Senate Judiciary Committee bravely approved anti-trust measures

The US Senate Judiciary Committee on Thursday approved a bill that would bar tech giants like from giving preference to their own businesses on their websites, despite hefty lobbying from top executives like Apple Chief Executive Tim Cook.

The biggest technology companies, including Meta Platforms Inc's Facebook and Apple have been under pressure in Congress because of allegations they abused their outsized market power. A long list of bills is aimed at reining them in, but none have become law.

Lawmakers voted on an amended version of a bill introduced by Senators Amy Klobuchar, a Democrat, and Chuck Grassley, a Republican, that expanded the definition of companies covered by the bill to include firms like the popular video app TikTok and specified that companies were not required to share data with firms that the US government considers national security risks.

But the committee showed the extent of lobbying that has been flung its way in a desperate attempt to get the bill squashed.

Republican Senator Ted Cruz said during the hearing that he spoke Tim Cook, saying he "expressed significant concerns about the bill."
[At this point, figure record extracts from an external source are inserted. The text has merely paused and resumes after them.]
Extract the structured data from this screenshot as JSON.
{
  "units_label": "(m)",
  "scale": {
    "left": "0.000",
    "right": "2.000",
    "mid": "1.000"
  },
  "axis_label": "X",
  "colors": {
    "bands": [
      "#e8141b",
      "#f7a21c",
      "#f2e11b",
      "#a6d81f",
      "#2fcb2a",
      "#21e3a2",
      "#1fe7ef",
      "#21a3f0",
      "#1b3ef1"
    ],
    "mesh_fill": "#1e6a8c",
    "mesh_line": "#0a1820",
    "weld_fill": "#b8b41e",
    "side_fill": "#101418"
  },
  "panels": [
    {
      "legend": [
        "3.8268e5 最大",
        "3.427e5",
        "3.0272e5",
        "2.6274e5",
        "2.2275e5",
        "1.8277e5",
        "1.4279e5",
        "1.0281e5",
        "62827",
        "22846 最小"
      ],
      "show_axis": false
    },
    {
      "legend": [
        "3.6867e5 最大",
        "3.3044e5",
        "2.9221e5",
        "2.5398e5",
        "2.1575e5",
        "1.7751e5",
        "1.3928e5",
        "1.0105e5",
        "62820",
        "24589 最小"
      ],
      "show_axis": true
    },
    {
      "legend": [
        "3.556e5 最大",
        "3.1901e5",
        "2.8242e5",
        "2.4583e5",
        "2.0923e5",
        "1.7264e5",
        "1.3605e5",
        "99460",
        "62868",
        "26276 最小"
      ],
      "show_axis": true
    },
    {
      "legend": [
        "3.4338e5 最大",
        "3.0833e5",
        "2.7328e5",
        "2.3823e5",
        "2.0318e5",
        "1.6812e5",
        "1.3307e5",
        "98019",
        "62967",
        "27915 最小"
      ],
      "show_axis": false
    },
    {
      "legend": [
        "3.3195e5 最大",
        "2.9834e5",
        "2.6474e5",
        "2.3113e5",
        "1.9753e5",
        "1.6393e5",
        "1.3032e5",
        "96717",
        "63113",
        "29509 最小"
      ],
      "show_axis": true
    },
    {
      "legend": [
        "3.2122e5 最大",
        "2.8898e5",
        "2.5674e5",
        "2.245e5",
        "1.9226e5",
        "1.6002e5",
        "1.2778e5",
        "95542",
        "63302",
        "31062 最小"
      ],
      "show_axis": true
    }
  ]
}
Cruz, who voted for the measure, said Cook expressed a "reasonable" concern the bill would make it harder for Apple to allow consumers to protect their privacy by electing that apps not be allowed to monitor or track their online activities.

Klobuchar, chair of the panel's antitrust panel, said after the vote that she also had spoken with both Cook and Google CEO Sundar Pichai.

"I had discussions with them and I made my case and I listened to them. They are most likely never going to like this bill… We're not going to put a bill forward that does nothing."

However that is probably what will happen. The Cowen Washington Research Group said that despite the committee's 16-6 vote to approve the measure, enough of its supporters expressed reservations that it had less than a 50 per cent chance of becoming law.

A second bill, which was held over, would bar big app stores, like Apple's, from requiring app providers to use their payment system and prohibit them from punishing apps that offer different prices through another app store or payment system.

It is simply that the US government system is not equipped to stand up to big corporations who have so much money they are a law into themselves.